Ahead of what could be worse figures for April as fallout from the Cyprus situation begins to bite, Markit's Flash eurozone composite Purchasing Managers' Index, seen as a reliable economic growth indicator for the bloc, fell more than expected to 46.5 in March from 47.9 in February.
The figures will fuel concerns that austerity measures imposed by Brussels that force eurozone countries to cut their debts will prolong the recession. In contrast, manufacturing in the US and China improved, which will be important for overall global growth.
"The sharp decline in the flash composite PMI in March pours cold water on hopes of an imminent end to the eurozone recession," said Martin van Vliet, economist at ING.
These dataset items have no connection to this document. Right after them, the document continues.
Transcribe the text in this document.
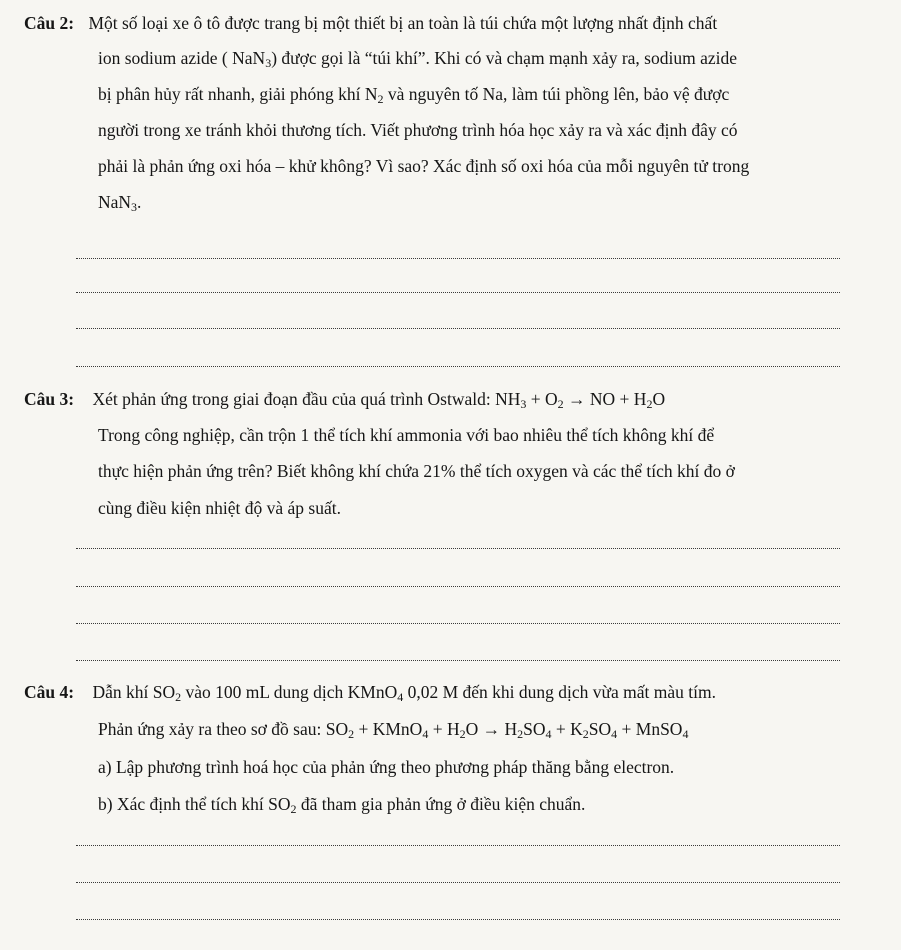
Câu 2: Một số loại xe ô tô được trang bị một thiết bị an toàn là túi chứa một lượng nhất định chất
ion sodium azide ( NaN$_3$) được gọi là “túi khí”. Khi có và chạm mạnh xảy ra, sodium azide
bị phân hủy rất nhanh, giải phóng khí $N_2$ và nguyên tố Na, làm túi phồng lên, bảo vệ được
người trong xe tránh khỏi thương tích. Viết phương trình hóa học xảy ra và xác định đây có
phải là phản ứng oxi hóa – khử không? Vì sao? Xác định số oxi hóa của mỗi nguyên tử trong
NaN$_3$.
Câu 3: Xét phản ứng trong giai đoạn đầu của quá trình Ostwald: $NH_3 + O_2$ → NO + $H_2O$
Trong công nghiệp, cần trộn 1 thể tích khí ammonia với bao nhiêu thể tích không khí để
thực hiện phản ứng trên? Biết không khí chứa 21% thể tích oxygen và các thể tích khí đo ở
cùng điều kiện nhiệt độ và áp suất.
Câu 4: Dẫn khí $SO_2$ vào 100 mL dung dịch KMnO$_4$ 0,02 M đến khi dung dịch vừa mất màu tím.
Phản ứng xảy ra theo sơ đồ sau: $SO_2$ + KMnO$_4$ + $H_2O \to H_2SO_4 + K_2SO_4$ + MnSO$_4$
a) Lập phương trình hoá học của phản ứng theo phương pháp thăng bằng electron.
b) Xác định thể tích khí $SO_2$ đã tham gia phản ứng ở điều kiện chuẩn.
"If the situation surrounding Cyprus spirals out of control, the onset of recovery might well be delayed."
French businesses had their worst month in four years, likely pushing the eurozone's second-biggest economy into recession. Germany also showed signs of fatigue.
Markit's Flash US Manufacturing Purchasing Managers Index rose to 54.9 this month from 54.3, and the pace of hiring in the sector increased.
A separate Philadelphia Federal Reserve Bank report showed factory activity in the mid-Atlantic region grew in March.
"With manufacturing a reliable bellwether of the rest of the economy, gross domestic product will have risen at a much improved rate" over the first three months of 2013, said Chris Williamson, chief economist at Markit.
The US economy grew at 0.1% in the fourth quarter of 2012, but economists are forecasting first-quarter growth of about 2%.
Another hopeful sign for the US: sales of existing homes hit a three-year high in February and prices rose.
In China, factories increased their output after a holiday dip, suggesting solid, if not spectacular, first-quarter growth in the world's second biggest economy.
The HSBC China PMI for March rose to 51.7 from 50.4, but remained below a two-year high reached at the start of the year.